Welcome to my webpage!
I am a sixth-year Ph.D. candidate in Economics at the Tepper School of Business, Carnegie Mellon University. I am advised by Professors Maryam Saeedi, Ananya Sen, Ali Shourideh and Ariel Zetlin-Jones. I am on the 2026-2027 job market.
My research studies the economics of digital platforms, focusing on how algorithms shape information, incentives, and market outcomes. I combine structural modeling with large-scale data to analyze firm behavior in platform-mediated environments.
A central theme of my work is how platform design affects the supply of information and belief formation. In particular, I study how changes in platform algorithms influence content choices, bias, and polarization in media markets, and quantify the role of algorithmic incentives in shaping these outcomes.
More broadly, my research also examines how information is strategically provided under engagement incentives, highlighting tradeoffs between the speed and quality of information revelation in personalized versus non-personalized environments.
Research interests: Applied Microeconomics; Political Economy; Media Economics; Platform Economics
Email Address: yikangs@andrew.cmu.edu
Digital platforms shape not only what news people see but also what outlets choose to produce. This paper quantifies the equilibrium effects of algorithmic curation on news supply and exposure. Linking print and online headlines from major U.S. newspapers, I document that online headlines are more ideologically slanted and more emotional than their print counterparts. Using Facebook’s announcement of an algorithmic update as a quasi-experiment, I show that newsrooms have an immediate response to algorithm changes.A structural model shows that readers value both like-minded and unexpectedly slanted posts, but platforms overweight these forces. Media outlets respond by adjusting content to maximize platform-driven viewership, accounting for about 80% of the extra slant in user exposure. Counterfactuals indicate that roughly 90% of this extra slant can be eliminated through an algorithm redesign, substantially flattening exposure across users. These findings highlight the central role of platform in shaping both the supply and distribution of news, and a trade-off between engagement and exposure diversity in platform design.

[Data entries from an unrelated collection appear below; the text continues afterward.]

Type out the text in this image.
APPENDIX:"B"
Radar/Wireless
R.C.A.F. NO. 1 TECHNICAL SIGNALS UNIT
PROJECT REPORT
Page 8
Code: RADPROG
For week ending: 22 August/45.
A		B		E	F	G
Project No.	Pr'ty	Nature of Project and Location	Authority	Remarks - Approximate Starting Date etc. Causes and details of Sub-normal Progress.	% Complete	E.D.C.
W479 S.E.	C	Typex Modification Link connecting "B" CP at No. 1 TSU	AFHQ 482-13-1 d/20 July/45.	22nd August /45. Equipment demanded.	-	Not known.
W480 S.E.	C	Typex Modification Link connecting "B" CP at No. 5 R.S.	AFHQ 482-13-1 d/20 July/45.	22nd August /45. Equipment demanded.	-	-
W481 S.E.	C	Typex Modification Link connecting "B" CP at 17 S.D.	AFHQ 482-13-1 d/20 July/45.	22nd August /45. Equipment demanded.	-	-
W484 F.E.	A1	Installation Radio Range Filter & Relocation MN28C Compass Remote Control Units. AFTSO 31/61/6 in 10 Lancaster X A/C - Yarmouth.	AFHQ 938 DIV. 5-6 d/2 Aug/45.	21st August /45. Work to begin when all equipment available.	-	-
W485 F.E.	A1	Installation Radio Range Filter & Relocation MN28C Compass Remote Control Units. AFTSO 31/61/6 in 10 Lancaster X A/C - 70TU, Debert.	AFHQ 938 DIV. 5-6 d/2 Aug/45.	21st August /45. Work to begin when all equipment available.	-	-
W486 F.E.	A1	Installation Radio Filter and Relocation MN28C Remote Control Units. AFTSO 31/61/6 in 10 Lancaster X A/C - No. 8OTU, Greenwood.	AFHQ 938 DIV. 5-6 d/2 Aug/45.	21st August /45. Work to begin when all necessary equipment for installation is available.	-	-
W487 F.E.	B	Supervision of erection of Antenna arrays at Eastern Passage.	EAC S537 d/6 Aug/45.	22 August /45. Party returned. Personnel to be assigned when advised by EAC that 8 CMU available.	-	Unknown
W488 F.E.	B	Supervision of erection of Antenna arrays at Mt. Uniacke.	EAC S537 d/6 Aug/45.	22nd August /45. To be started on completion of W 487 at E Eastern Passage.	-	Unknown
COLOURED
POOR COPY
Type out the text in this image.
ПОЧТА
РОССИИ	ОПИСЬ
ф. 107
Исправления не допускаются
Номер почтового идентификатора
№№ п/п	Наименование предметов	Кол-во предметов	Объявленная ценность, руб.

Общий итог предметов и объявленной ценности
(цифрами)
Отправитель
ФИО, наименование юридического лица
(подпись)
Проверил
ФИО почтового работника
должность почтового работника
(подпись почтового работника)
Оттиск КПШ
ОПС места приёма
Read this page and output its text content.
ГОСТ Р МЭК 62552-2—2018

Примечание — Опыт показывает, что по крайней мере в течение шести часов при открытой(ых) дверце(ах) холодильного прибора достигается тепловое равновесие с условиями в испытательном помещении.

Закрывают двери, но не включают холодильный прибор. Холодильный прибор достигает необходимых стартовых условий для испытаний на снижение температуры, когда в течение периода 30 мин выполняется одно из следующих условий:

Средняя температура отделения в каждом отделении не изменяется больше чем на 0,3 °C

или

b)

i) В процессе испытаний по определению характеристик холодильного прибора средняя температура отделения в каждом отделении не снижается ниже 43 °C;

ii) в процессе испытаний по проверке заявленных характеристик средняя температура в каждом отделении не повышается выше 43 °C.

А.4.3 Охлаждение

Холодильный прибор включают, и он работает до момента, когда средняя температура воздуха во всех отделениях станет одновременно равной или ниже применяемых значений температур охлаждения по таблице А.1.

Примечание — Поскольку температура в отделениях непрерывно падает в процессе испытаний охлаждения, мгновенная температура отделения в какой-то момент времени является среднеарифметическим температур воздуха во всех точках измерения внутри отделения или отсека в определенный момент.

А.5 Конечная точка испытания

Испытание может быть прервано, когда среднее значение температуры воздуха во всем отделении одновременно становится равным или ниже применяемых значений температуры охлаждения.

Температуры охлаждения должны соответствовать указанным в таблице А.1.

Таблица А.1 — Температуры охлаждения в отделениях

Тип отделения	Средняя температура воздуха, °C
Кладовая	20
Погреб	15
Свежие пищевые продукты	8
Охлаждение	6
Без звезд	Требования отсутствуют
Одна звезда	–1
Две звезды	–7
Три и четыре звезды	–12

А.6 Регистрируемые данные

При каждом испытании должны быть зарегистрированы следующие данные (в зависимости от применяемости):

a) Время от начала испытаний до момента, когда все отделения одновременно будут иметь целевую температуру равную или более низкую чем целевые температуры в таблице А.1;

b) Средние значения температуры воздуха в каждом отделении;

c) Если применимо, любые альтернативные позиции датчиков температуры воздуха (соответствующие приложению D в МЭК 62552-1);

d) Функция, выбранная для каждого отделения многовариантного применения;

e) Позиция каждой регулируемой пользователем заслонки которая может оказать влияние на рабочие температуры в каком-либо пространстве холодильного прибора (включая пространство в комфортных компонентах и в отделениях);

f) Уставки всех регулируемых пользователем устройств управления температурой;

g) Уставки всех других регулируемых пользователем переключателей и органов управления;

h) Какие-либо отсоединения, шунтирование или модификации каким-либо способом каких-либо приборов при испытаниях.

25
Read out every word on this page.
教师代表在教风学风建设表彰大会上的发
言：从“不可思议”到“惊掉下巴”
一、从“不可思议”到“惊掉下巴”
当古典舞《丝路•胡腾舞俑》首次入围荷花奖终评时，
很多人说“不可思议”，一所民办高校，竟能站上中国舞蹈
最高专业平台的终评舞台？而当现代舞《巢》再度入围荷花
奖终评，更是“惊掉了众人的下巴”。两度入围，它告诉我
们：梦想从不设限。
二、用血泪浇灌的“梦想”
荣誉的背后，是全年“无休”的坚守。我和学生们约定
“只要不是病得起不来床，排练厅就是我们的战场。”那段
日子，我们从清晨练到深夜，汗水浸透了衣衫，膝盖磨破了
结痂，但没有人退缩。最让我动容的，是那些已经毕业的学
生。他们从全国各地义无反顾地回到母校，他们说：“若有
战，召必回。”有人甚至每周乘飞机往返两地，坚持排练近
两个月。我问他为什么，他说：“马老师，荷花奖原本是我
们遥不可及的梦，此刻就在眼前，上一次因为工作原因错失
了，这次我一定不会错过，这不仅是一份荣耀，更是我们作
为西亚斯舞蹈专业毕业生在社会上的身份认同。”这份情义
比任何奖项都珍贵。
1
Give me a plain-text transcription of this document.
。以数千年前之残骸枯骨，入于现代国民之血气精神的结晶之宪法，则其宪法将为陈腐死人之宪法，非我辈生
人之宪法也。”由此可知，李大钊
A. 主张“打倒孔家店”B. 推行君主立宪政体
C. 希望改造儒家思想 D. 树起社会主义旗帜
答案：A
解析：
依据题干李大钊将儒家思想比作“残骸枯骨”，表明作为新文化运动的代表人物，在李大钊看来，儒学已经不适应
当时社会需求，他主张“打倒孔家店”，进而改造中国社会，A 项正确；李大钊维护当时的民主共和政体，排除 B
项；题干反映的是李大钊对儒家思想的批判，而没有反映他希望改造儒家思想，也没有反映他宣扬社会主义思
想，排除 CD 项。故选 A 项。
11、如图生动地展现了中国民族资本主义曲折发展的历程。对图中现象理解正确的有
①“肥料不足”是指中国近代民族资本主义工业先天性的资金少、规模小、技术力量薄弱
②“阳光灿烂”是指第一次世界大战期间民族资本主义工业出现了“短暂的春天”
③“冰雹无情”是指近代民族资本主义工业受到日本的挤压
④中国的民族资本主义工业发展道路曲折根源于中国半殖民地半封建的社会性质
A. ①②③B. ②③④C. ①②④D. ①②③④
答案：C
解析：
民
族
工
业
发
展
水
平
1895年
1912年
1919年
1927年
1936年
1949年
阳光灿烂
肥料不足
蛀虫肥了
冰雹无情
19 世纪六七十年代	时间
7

We examine the strategic interaction between an expert (principal) maximizing engagement and an agent seeking swift information. Our analysis reveals: When priors align, relative patience determines optimal disclosure—impatient agents induce gradual revelation, while impatient principals cause delayed, abrupt revelation. When priors disagree, catering to the bias often emerges, with the principal initially providing signals aligned with the agent’s bias. With private agent beliefs, we observe two phases: one engaging both agents, followed by catering to one type. Comparing personalized and non-personalized strategies, we find faster information revelation in the non-personalized case, but higher quality information in the personalized case.
Central limit order books, standard in traditional exchanges, are impractical on blockchains. Decentralized exchanges like Uniswap and Curve instead use Automated Market Makers (AMMs) that set prices via functions of token quantities. To study price discovery and market impact in this setting, we characterize the optimal liquidity provision of AMM participants. Theoretically and empirically, we show that price impact depends on both trade size and the dynamics of liquidity provision. Using data from 31 large Uniswap v2 pools, we find that liquidity providers adjust positions in ways that offset prior trades, especially when those trades are likely uninformed.